Brugg

Raubüberfall: Jetzt will er Überwachungs-Kameras für Kebab-Stand

Cemal Albayrak.

Cemal Albayrak.

Der Raubüberfall auf seinen Kebabimbiss am Dienstagabend hat bei Cemal Albayrak Spuren hinterlassen. Über 4000 Franken wurden gestohlen. Das Vertrauen muss er nun wieder aufbauen. Seinen Betrieb führt er normal weiter, damit er sich ablenken kann.

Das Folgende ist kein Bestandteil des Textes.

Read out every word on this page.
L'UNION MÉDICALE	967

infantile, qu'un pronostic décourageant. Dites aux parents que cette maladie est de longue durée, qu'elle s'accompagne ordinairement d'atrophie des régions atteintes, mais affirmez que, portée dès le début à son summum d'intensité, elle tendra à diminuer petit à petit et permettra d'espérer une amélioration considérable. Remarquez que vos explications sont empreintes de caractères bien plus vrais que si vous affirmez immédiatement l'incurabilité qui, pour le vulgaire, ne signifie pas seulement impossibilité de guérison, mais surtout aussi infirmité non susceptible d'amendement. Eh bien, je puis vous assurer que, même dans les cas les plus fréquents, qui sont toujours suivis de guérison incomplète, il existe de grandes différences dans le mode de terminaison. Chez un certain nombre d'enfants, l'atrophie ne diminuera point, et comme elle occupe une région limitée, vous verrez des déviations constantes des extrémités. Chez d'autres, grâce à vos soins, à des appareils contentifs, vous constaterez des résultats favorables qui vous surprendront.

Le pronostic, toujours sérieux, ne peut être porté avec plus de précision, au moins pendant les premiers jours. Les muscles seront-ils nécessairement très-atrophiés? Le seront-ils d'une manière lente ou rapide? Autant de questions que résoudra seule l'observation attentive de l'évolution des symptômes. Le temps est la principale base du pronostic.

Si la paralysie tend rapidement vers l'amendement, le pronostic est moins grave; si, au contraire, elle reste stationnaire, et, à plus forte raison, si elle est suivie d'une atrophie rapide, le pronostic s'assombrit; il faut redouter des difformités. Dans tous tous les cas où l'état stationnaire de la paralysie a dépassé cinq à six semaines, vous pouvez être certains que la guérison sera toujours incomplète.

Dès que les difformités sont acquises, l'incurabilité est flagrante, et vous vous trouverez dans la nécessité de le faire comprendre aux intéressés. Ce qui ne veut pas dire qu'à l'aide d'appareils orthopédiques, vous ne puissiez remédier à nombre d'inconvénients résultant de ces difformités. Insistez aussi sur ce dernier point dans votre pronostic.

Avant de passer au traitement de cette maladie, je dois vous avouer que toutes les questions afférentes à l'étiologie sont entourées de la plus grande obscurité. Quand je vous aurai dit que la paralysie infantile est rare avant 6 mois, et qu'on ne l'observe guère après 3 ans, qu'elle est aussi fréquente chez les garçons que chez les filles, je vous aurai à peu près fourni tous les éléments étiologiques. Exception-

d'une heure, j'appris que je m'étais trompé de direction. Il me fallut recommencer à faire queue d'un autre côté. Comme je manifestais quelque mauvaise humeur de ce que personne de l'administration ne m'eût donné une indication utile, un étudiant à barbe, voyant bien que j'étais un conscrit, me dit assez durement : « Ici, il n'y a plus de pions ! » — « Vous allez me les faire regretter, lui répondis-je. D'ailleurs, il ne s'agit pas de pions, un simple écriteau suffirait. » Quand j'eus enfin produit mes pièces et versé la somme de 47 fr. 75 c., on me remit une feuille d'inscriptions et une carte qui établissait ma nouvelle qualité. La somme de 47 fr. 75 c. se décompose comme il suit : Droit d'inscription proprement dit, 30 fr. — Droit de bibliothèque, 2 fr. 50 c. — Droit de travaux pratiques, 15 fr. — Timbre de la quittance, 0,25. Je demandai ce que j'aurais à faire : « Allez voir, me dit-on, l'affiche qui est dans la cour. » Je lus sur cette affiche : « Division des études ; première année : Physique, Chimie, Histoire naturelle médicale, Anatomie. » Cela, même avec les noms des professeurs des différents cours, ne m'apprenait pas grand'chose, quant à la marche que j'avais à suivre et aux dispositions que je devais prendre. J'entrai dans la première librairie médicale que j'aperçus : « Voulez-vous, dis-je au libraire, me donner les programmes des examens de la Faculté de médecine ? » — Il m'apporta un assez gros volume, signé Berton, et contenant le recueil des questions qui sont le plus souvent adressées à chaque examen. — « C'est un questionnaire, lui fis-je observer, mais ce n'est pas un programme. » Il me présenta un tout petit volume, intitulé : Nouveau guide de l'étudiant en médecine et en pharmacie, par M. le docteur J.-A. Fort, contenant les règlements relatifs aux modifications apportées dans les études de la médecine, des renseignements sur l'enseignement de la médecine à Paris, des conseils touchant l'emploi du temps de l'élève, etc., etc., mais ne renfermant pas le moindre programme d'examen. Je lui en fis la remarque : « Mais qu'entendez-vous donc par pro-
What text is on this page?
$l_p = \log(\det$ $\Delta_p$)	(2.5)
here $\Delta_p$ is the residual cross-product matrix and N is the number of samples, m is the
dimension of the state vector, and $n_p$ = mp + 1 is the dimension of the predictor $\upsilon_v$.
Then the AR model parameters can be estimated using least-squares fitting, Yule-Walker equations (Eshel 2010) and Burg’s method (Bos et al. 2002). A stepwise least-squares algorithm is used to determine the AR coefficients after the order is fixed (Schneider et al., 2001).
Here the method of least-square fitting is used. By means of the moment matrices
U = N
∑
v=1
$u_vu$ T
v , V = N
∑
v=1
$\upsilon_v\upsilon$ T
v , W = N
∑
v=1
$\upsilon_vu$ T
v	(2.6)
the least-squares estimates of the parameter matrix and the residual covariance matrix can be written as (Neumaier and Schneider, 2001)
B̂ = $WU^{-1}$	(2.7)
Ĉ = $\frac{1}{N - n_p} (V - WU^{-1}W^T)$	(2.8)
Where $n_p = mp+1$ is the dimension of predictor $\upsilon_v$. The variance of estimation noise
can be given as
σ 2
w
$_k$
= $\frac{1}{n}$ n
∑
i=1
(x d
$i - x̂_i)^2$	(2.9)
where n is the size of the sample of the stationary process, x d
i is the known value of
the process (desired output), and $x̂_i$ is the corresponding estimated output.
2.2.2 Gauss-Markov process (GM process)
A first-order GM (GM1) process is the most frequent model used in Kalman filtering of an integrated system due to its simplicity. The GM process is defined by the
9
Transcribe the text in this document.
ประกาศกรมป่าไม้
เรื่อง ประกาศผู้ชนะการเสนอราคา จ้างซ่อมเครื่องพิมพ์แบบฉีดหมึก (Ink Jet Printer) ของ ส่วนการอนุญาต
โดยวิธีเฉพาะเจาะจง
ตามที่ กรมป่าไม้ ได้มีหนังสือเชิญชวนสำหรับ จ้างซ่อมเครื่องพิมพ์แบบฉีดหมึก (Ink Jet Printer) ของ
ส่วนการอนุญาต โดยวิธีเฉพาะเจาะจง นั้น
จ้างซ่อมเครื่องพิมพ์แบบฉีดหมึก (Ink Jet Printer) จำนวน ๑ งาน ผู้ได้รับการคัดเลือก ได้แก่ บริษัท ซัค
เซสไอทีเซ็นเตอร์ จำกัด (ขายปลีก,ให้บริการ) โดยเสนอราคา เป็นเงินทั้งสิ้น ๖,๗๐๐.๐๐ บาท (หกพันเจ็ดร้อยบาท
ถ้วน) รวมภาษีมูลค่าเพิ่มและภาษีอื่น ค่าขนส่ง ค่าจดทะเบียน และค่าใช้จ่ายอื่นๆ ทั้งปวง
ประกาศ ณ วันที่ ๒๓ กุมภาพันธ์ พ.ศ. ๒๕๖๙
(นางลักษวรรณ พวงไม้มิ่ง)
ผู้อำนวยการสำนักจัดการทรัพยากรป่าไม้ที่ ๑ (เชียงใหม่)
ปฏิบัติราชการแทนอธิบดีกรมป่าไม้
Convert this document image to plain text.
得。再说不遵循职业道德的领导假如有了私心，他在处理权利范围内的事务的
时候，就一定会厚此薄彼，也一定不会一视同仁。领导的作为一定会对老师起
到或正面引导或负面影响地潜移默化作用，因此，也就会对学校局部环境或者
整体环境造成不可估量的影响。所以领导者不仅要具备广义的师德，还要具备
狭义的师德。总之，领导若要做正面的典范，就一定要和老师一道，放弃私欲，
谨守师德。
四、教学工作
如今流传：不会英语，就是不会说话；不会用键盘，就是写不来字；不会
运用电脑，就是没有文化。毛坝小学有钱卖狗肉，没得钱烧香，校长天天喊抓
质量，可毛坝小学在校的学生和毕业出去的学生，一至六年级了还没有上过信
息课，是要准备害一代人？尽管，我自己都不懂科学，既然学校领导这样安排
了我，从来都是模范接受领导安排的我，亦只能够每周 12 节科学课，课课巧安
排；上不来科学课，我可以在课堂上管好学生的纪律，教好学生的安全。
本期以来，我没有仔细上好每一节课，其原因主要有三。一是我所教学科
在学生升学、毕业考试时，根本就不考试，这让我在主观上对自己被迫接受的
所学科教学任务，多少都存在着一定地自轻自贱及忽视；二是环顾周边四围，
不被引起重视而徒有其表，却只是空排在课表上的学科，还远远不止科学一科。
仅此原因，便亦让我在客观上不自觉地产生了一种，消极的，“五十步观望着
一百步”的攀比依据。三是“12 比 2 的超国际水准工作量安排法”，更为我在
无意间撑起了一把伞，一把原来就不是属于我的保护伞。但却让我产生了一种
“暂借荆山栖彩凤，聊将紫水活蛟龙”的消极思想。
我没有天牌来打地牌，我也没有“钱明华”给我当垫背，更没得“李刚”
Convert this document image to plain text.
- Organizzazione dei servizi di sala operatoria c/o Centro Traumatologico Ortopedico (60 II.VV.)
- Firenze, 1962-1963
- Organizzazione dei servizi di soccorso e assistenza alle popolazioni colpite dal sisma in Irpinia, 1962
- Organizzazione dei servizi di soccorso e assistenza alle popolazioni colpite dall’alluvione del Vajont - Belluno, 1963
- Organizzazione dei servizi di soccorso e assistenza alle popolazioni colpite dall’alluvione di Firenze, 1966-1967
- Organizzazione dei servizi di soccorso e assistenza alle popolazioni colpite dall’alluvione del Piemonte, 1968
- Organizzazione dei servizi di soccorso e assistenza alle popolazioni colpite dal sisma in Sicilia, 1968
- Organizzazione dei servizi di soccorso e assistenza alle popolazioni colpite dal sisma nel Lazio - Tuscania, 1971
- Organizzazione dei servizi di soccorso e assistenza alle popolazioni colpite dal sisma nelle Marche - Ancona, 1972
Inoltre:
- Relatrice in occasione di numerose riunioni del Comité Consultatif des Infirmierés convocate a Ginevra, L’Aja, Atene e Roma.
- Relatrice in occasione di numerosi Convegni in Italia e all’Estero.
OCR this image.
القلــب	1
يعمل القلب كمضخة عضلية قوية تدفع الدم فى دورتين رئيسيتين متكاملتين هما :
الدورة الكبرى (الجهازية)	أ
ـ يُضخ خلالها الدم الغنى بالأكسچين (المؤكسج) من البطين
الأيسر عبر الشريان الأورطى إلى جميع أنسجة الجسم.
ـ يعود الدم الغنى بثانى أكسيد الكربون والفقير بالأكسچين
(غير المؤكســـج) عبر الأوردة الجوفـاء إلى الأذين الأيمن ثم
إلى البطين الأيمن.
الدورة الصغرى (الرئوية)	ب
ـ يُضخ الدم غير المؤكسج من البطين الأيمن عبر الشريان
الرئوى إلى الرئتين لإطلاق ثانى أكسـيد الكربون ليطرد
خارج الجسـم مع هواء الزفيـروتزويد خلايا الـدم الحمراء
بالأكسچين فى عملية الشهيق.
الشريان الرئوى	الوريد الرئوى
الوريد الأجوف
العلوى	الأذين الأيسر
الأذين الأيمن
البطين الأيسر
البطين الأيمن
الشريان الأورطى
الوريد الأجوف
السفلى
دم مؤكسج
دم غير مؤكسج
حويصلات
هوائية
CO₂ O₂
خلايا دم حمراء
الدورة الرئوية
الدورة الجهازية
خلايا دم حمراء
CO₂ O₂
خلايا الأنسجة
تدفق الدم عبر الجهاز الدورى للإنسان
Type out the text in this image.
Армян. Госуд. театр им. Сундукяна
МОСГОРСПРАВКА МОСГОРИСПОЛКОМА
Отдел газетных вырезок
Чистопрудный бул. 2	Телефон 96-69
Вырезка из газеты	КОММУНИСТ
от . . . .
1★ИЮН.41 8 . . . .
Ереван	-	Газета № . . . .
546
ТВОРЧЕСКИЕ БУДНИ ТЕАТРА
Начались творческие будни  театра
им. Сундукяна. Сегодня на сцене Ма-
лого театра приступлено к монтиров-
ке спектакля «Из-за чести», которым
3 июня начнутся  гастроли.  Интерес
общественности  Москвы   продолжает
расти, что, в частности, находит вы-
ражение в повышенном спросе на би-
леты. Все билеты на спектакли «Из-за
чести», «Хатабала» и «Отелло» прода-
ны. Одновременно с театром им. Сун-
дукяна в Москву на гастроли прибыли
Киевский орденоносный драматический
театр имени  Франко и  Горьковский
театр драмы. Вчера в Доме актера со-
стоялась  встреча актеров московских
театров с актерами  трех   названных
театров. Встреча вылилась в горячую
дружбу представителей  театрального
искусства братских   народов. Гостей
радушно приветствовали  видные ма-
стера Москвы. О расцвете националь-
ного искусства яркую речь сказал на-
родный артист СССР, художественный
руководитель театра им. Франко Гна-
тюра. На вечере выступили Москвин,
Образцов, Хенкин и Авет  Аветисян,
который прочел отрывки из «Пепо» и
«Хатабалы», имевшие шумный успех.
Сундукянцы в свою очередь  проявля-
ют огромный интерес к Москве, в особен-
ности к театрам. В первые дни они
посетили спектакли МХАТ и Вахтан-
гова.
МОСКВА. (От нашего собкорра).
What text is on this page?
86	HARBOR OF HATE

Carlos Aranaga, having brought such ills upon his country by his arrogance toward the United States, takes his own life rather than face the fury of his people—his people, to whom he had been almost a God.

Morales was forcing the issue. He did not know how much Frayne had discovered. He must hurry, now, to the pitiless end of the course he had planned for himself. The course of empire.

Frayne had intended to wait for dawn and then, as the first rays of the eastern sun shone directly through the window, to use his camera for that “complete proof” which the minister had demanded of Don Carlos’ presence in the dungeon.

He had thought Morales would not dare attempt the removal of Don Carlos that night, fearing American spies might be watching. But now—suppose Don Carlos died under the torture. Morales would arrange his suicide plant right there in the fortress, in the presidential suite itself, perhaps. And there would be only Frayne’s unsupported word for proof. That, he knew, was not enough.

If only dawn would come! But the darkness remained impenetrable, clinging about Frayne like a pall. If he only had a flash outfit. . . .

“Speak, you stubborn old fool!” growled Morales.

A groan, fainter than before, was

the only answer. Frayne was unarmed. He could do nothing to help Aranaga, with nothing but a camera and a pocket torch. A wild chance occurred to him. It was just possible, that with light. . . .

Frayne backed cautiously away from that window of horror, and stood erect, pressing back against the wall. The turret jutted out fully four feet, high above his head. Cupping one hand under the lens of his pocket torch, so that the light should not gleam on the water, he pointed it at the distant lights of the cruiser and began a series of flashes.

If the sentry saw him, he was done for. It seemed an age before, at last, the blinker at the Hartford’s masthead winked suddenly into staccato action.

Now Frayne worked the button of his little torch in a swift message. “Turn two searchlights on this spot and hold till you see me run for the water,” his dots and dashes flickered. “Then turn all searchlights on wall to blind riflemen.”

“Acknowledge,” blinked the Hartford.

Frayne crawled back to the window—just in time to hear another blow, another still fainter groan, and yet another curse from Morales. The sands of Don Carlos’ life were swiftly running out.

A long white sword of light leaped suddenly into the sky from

Zwei Tage nach dem Überfall auf seinen Kebabimbiss «Yaprak Imbiss Albayrak» sitzt der Schock immer noch tief. Trotzdem geht für Cemal Albayrak der Alltag weiter. Er möchte jederzeit für seine Kunden da sein. Nicht zuletzt, weil er gerade in dieser Phase auch die Ablenkung gut gebrauchen kann. Trotzdem wird er immer wieder auf den Raubüberfall vom vergangenen Dienstagabend angesprochen. Es wird wohl noch eine Weile dauern, bis er mit dem Thema abschliessen kann.

Über 4000 Franken gestohlen

Der 40-jährige Cemal Albayrak hat das Lachen nicht verlernt. Am sonnigen Nachmittag gestern bedient er seine Kunden an der Hauptstrasse 2 in Brugg, als wäre nichts gewesen. Trotzdem merkt man, dass er in Gedanken noch an der ganzen Geschichte zu beissen hat. Seine Kunden wissen, was geschehen ist und zeigen Mitgefühl. Seit dem Überfall kommen mehr Kunden vorbei als sonst üblich, erwähnt Albayrak. Eine ältere Stammkundin, die gerade ihren Kaffee trinkt, meint, man sollte ihn gerade in dieser Zeit unterstützen.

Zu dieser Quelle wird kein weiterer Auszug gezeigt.